Nakamura Yurie, Matsumoto Takeshi, Nomoto Fumiki, Ueda Mitsuyoshi, Fukuda Hideki, Kondo Akihiko
Department of Chemical Science and Engineering, Faculty of Engineering, Kobe University, Nada-ku, Japan.
Biotechnol Prog. 2006 Jul-Aug;22(4):998-1002. doi: 10.1021/bp060136m.
Rhizopus oryzae lipase (ROL) was displayed on the cell surface of Saccharomyces cerevisiae via the Flo1 N-terminal region (1100 amino acids), which corresponds to a flocculation functional domain. The activity of lipase-displaying yeast whole-cell biocatalysts was enhanced 7.3-fold by incubation of the yeast cells at 20 degrees C in distilled water for 8 days after 8 day cultivation. The amount of lipase molecules present in cell wall and intracellular fractions was found to be increased 4.5- and 1.8-fold, respectively, by incubation, which proves that ROL molecules are expressed during incubation. The ROL-displaying yeast whole-cell biocatalyst with enhanced activity was successfully catalyzed by optical resolution of the pharmaceutical precursor (R,S)-1-benzyloxy-3-chloro-2-propyl monosuccinate. Moreover, it showed stable activity through at least eight reaction cycles. These results demonstrate that ROL-displaying yeast cells with enhanced activity by incubation in distilled water are very effective in industrial bioconversion processes.

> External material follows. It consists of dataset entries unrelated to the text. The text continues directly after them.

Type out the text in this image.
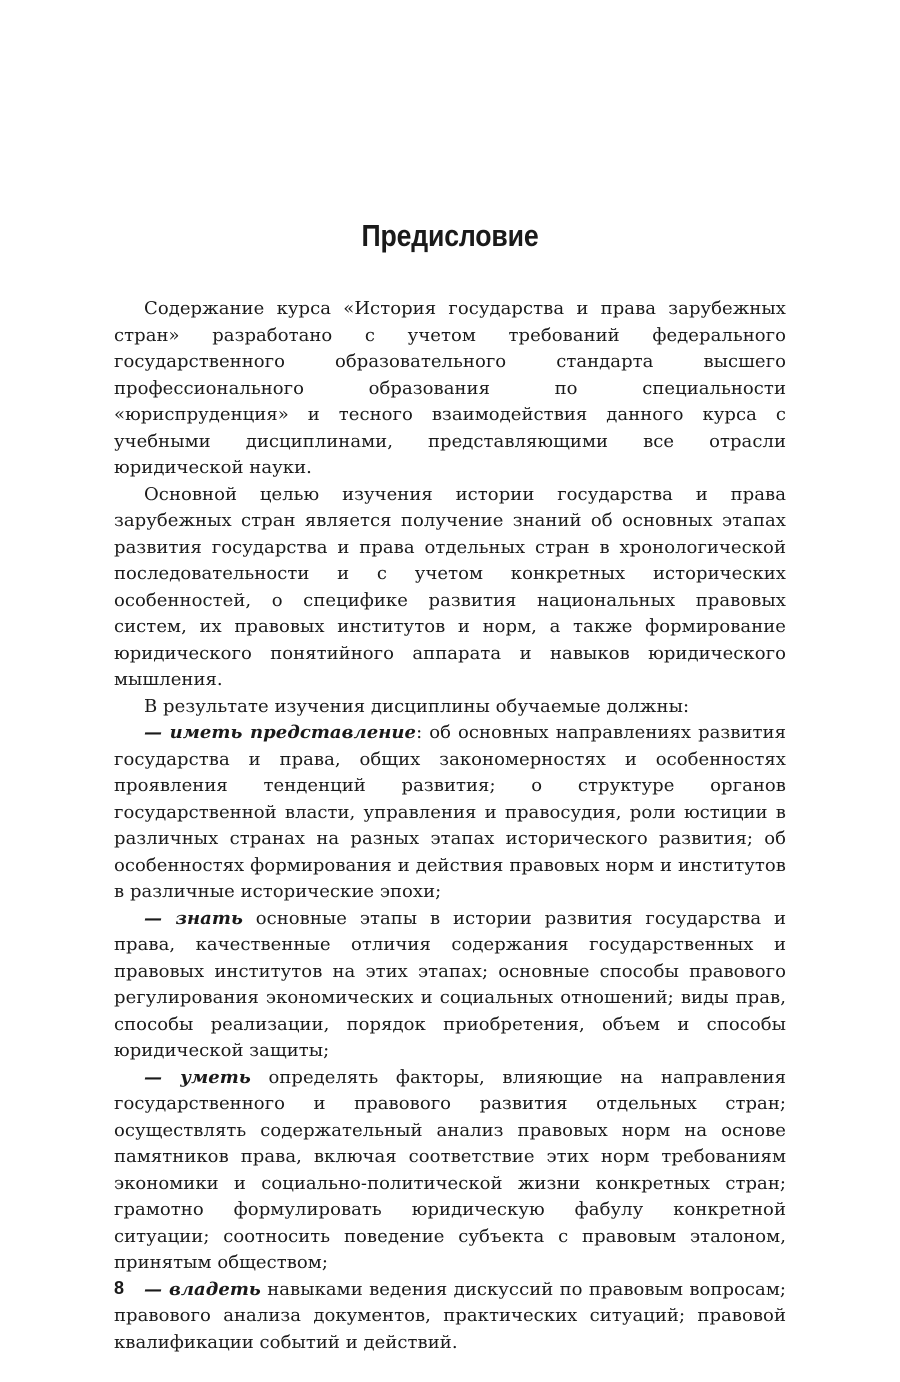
Предисловие

Содержание курса «История государства и права зарубежных стран» разработано с учетом требований федерального государственного образовательного стандарта высшего профессионального образования по специальности «юриспруденция» и тесного взаимодействия данного курса с учебными дисциплинами, представляющими все отрасли юридической науки.

Основной целью изучения истории государства и права зарубежных стран является получение знаний об основных этапах развития государства и права отдельных стран в хронологической последовательности и с учетом конкретных исторических особенностей, о специфике развития национальных правовых систем, их правовых институтов и норм, а также формирование юридического понятийного аппарата и навыков юридического мышления.

В результате изучения дисциплины обучаемые должны:

— иметь представление: об основных направлениях развития государства и права, общих закономерностях и особенностях проявления тенденций развития; о структуре органов государственной власти, управления и правосудия, роли юстиции в различных странах на разных этапах исторического развития; об особенностях формирования и действия правовых норм и институтов в различные исторические эпохи;

— знать основные этапы в истории развития государства и права, качественные отличия содержания государственных и правовых институтов на этих этапах; основные способы правового регулирования экономических и социальных отношений; виды прав, способы реализации, порядок приобретения, объем и способы юридической защиты;

— уметь определять факторы, влияющие на направления государственного и правового развития отдельных стран; осуществлять содержательный анализ правовых норм на основе памятников права, включая соответствие этих норм требованиям экономики и социально-политической жизни конкретных стран; грамотно формулировать юридическую фабулу конкретной ситуации; соотносить поведение субъекта с правовым эталоном, принятым обществом;

— владеть навыками ведения дискуссий по правовым вопросам; правового анализа документов, практических ситуаций; правовой квалификации событий и действий.

8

米根霉脂肪酶(ROL)通过Flo1 N端区域(1100个氨基酸)展示在酿酒酵母的细胞表面,该区域对应一个絮凝功能域。在培养8天后,将酵母细胞于20℃在蒸馏水中孵育8天,展示脂肪酶的酵母全细胞生物催化剂的活性提高了7.3倍。通过孵育发现,存在于细胞壁和细胞内部分的脂肪酶分子数量分别增加了4.5倍和1.8倍,这证明在孵育过程中ROL分子得以表达。具有增强活性的展示ROL的酵母全细胞生物催化剂成功地用于药物前体(R,S)-1-苄氧基-3-氯-2-丙基单琥珀酸酯的光学拆分。此外,它在至少八个反应循环中表现出稳定的活性。这些结果表明,通过在蒸馏水中孵育而具有增强活性的展示ROL的酵母细胞在工业生物转化过程中非常有效。